Стояли голышом перед окном, кутаясь в неверное мартовское солнце, золотые и блаженные, облеченные в молчание — первое общее молчание на двоих. И Денис думал, что до прихода мамы еще, пожалуй, не меньше часа, и что этот час будет самым важным в его жизни надолго, и может быть, навсегда.

— Денька, — она повернулась всем телом, взяла его за плечи.

— Надька, — передразнил он, распаляясь новым огнем, ощущая, как он разливается там, внизу, где только что была пустота.

— Деня, я… я уезжаю.

— Куда? — не понял он.

— Далеко. И очень скоро. И потому пришла к тебе.

Эти слова казались легким, внезапным мартовским снежком — могли растаять на солнцепеке, а могли стать предвестниками бури, метели, бурана…

— Объясни…

Это был даже не вопрос. Мольба.

— Нам все-таки дали эту чертову визу, — всегда рассудительная Надя роняла слова безо всякой логики и порядка, — я, честно, до конца не верила. Мурыжили месяца три.

— Какую визу? Куда?

— В Нидерланды, День. Серегу моего… в общем, там проект один международный, в Амстердаме. Его берут на работу. Но это, ты же понимаешь, это для него только старт, только повод, его цель и мечта жизни — Калифорния. Ну, надо с чего-то начинать послужной список, главное для него — вырваться отсюда, из совка. А я… я его жена. Наткина мама. Ей там точно будет лучше.

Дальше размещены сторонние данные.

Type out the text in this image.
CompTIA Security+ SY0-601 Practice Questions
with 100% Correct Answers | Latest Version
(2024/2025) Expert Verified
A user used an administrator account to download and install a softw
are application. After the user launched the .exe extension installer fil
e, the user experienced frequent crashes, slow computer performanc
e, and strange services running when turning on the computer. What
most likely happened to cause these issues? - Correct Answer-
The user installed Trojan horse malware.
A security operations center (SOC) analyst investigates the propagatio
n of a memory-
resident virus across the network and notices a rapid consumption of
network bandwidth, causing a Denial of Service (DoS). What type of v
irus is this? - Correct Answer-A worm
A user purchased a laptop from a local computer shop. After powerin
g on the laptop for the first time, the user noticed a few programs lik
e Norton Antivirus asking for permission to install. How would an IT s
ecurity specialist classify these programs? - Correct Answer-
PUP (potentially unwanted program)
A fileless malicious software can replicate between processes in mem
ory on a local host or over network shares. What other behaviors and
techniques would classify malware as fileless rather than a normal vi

Она говорила словно бы на другом языке, таком, что не расшифруешь сразу, как тот, смешной и трогательный детский, про съеденную кашу и выпитый чай. О чем это, как это?

— Я не говорила тебе, чтобы не расстраивать зря. Ну я думала, что всё, может быть, не выгорит. А вот и нет. Вышло. Билеты, паспорта, визы.

И она, кажется, не была этому рада.

— В общем, я пришла проститься. Чтобы… чтобы ты запомнил. И я запомнила. Ты же давно этого хотел, да, День?

— С первого дня, как тебя увидел, — почти не соврал он.

— Ну и я… очень скоро захотела. А мечты надо сбывать. Когда это безопасно, конечно. Иначе потом болеть будешь.

— Надя…

— Я пойду, День. Я сейчас оденусь, я стану серьезной и строгой тетей, супругой минхера Петрофф, представляешь у них там «господин» — это «минхер», вот умора… Я… я обязательно вернусь. Или ты… Россия будет свободной, я в это верю. Ты приедешь ко мне в Амстердам, в Сан-Франциско, я там не знаю, Антананариву или Тимбукту, мы будем с тобой пить шампанское или кальвадос, что подадут, мы будем болтать и смеяться, мы будем вспоминать эти крыши в мартовском неверном солнышке, наш с тобой самый светлый день.

— В мартовском неверном снегу…

Слова ложились глухо, бредово, он не понимал их смысла.

— Солнышке. Снега нет. Ты что?

— Надя, я…

— Ты — чудесный, Денька. Прекрасный. Зеленоглазый. Я все-таки разглядела, глаза у тебя сейчас — зеленые. А сам ты — золотой. От света.

Обнялись снова и стояли так, без слов, без будущего, без цели и смысла. Без Надежды. Навсегда, навсегда, навсегда. Крыши молчали, и кто-то мог следить за ними из мансардных окон — Деньке всегда было интересно подсматривать за ними, придумывать им свою какую-то жизнь. Вот и теперь подросточек какой любуется небось из-за занавески голой парочкой у окна…

— Почему вы уходите? Все… — растерянно спросил Денька, разжимая объятия.

— Кто? — впервые она не поняла его.

— Кого я люблю. Кто, кажется, любит меня. Папа… и вот ты… когда кажется, что всё — навсегда…

— Всё навсегда.

Глаза в глаза, сухие, бездонные и теперь уже почти чужие глаза.

— Всё, что было — остается с нами навсегда. Пока мы живы. Этот день, эта весна, это короткое солнце. Всё с тобой, в тебе.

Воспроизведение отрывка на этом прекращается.